Pertumbuhan ekspor itu tidak terlepas dari upaya Indonesia meningkatkan investasi di industri pengolahan komoditas hilir dan mengembangkan manufaktur. Pada 2030, sektor-sektor yang akan tumbuh adalah logam dan mineral dengan pangsa ekspor (29 persen), agrikultur dan pangan (20 persen), serta tekstil dan pakaian (11 persen).
China, Amerika Serikat, dan India akan menjadi koridor ekspor utama bagi Indonesia. Pada 2030, ekspor Indonesia ke China akan tumbuh 8,2 persen menjadi 67,8 miliar dollar AS. Ekspor Indonesia ke Amerika Serikat diperkirakan tumbuh 6,3 persen menjadi 33,5 miliar dollar AS. Adapun ekspor Indonesia ke India akan tumbuh 11,2 persen menjadi 35 miliar dollar AS.
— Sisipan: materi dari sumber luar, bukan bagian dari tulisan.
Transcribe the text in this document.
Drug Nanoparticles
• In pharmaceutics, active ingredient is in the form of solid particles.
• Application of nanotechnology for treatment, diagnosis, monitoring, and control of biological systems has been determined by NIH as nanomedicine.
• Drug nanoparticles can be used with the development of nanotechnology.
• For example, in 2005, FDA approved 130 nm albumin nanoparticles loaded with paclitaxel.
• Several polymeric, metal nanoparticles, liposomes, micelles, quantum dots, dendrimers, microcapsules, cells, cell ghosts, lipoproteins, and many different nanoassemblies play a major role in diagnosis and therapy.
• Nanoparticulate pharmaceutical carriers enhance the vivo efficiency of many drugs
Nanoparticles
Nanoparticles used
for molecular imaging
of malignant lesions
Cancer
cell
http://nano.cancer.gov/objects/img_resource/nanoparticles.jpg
Dalam laporan itu, Standard Chatered juga menunjukkan, 40 persen perusahaan global saat ini sudah atau berencana berproduksi di Indonesia dalam kurun waktu 5-10 tahun ke depan. Hampir 90 persen pemimpin perusahaan menempatkan pentingnya rantai pasok global untuk meningkatkan skala usaha dan ekspor.
Standar Chartered memperkirakan, ekspor global pada 2030 akan tumbuh hampir dua kali lipat dari 17,4 triliun dollar AS menjadi 29,7 triliun dollar AS. Selain Indonesia, ada 12 negara lain yang akan mendorong pertumbuhan ekspor global, antara lain, Bangladesh, Kenya, Malaysia, India, Nigeria, China, Amerika Serikat, Arab Saudi, Singapura, Uni Emirat Arab, dan Vietnam.
Cluster CEO Indonesia & ASEAN Markets (Australia, Brunei & Filipina) Standard Chartered Andrew Chia mengatakan, globalisasi masih terus berjalan dan menopang pertumbuhan perdagangan dunia. Indonesia memiliki posisi strategis dalam perdagangan global itu.
”Kami akan fokus menjadikan globalisasi sebagai motor penggerak yang menguntungkan bagi banyak pasar dan bisnis, mulai dari berskala mikro hingga multinasional, dan mendorong model perdagangan global yang lebih berkelanjutan dan inklusif,” ujarnya melalui siaran pers.